Muffled, jerky noises issued from the recess under the half tumbling counter. With an exclamation Paul darted forward, reached under the counter and felt an object that at once electrified the boy.

“Let’s pull it out, Phil!” he urged. “It may be—”

Aided by Phil, Paul dragged forth a bound form, tied hand and foot with improvised shreds of cloth, the mouth tightly gagged with a couple of kerchiefs—in a word, Billy!

“Why, Billy, you poor boy!” exclaimed Phil, whipping out his knife and in another minute releasing the cords that bound him and cutting loose the cruel gag that had been so tightly forced into the lad’s mouth that the corners of his lips were bleeding.

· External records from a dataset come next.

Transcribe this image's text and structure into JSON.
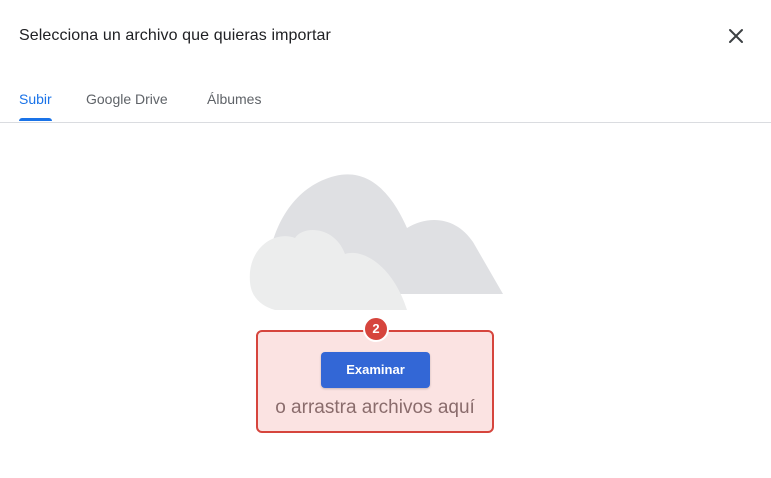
{
  "dialog": {
    "title": "Selecciona un archivo que quieras importar",
    "close_icon": "close-icon"
  },
  "tabs": [
    {
      "label": "Subir",
      "active": true
    },
    {
      "label": "Google Drive",
      "active": false
    },
    {
      "label": "Álbumes",
      "active": false
    }
  ],
  "upload": {
    "illustration_icon": "cloud-icon",
    "step_badge": "2",
    "browse_label": "Examinar",
    "drag_text": "o arrastra archivos aquí"
  },
  "colors": {
    "accent": "#1a73e8",
    "button": "#3367d6",
    "highlight_border": "#d6453d",
    "highlight_fill": "#fbe3e2",
    "cloud": "#dfe0e3"
  }
}
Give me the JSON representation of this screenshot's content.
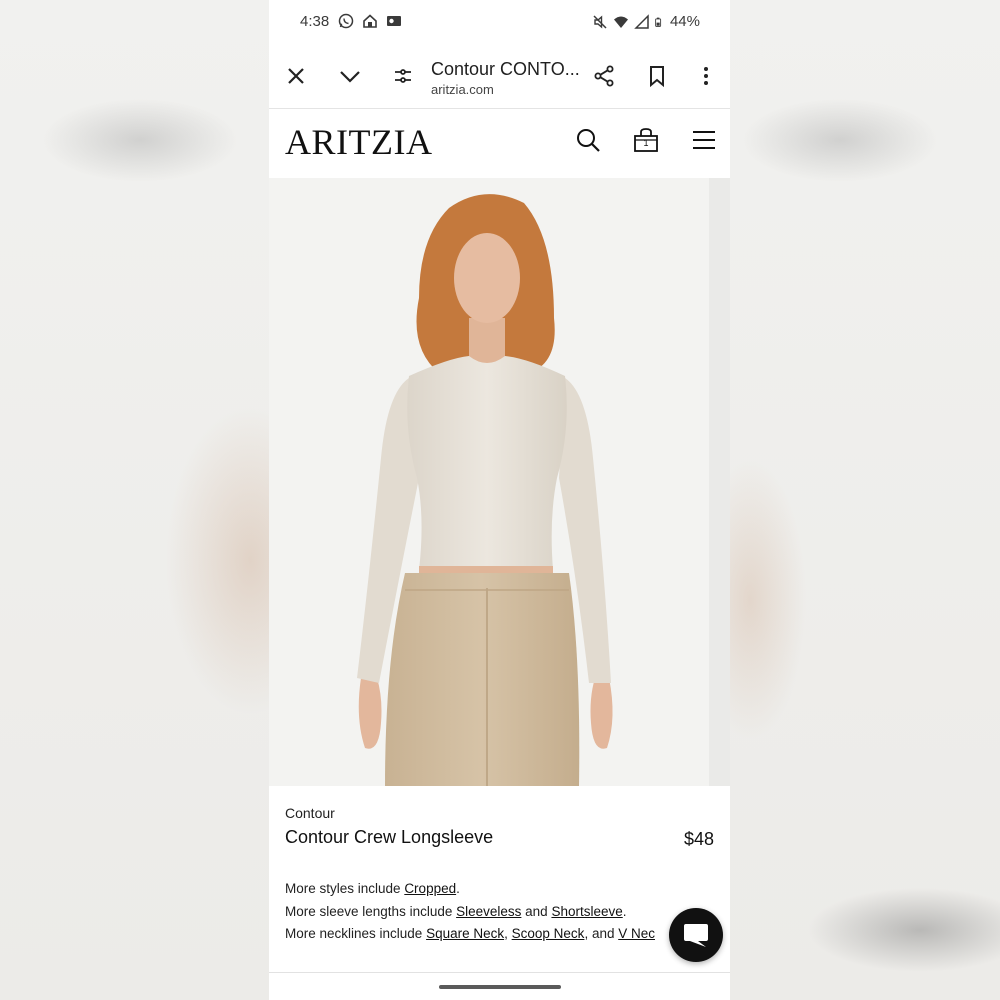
{
  "status_bar": {
    "time": "4:38",
    "left_icons": [
      "whatsapp-icon",
      "home-icon",
      "outlook-icon"
    ],
    "right_icons": [
      "mute-icon",
      "wifi-icon",
      "signal-icon",
      "battery-icon"
    ],
    "battery": "44%"
  },
  "browser": {
    "tab_title": "Contour CONTO...",
    "url": "aritzia.com",
    "buttons": [
      "close-icon",
      "chevron-down-icon",
      "tune-icon",
      "share-icon",
      "bookmark-icon",
      "more-vert-icon"
    ]
  },
  "site": {
    "logo": "ARITZIA",
    "bag_count": "1"
  },
  "product": {
    "brand": "Contour",
    "name": "Contour Crew Longsleeve",
    "price": "$48"
  },
  "more_styles": {
    "line1_prefix": "More styles include ",
    "cropped": "Cropped",
    "period": ".",
    "line2_prefix": "More sleeve lengths include ",
    "sleeveless": "Sleeveless",
    "and": " and ",
    "shortsleeve": "Shortsleeve",
    "line3_prefix": "More necklines include ",
    "square_neck": "Square Neck",
    "comma": ", ",
    "scoop_neck": "Scoop Neck",
    "and2": ", and ",
    "v_neck": "V Nec"
  },
  "colors": {
    "top": "#e9e3da",
    "pants": "#d4c0a3",
    "hair": "#c47a3f",
    "skin": "#e3b79c",
    "chat_button": "#111111"
  }
}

They bore him out of the porch to a grassy place, where with a sudden wriggle Billy sat upright, twisted his neck about, gulped a time or two, then stared at his comrades as if astonished.

“D-didn’t you hear me holler?” he asked. “But of course you didn’t. Before I was half awake they had me down out of that car trying to gag and bind me.”

“Who, Billy? Just what do you mean?”

“I mean those two chaps that caught me fast asleep under Paul’s rug on the back seat, taking forty winks when I ought to have kept wide awake.”

“Two men?” Instantly Phil’s thoughts ran back to the two strangers they had seen at Feeney’s who seemed so anxious to get away as soon as the boys arrived with Nan.

“Would you know them if you saw them? Were they the two strangers we saw at Feeney’s? Think hard, Billy!”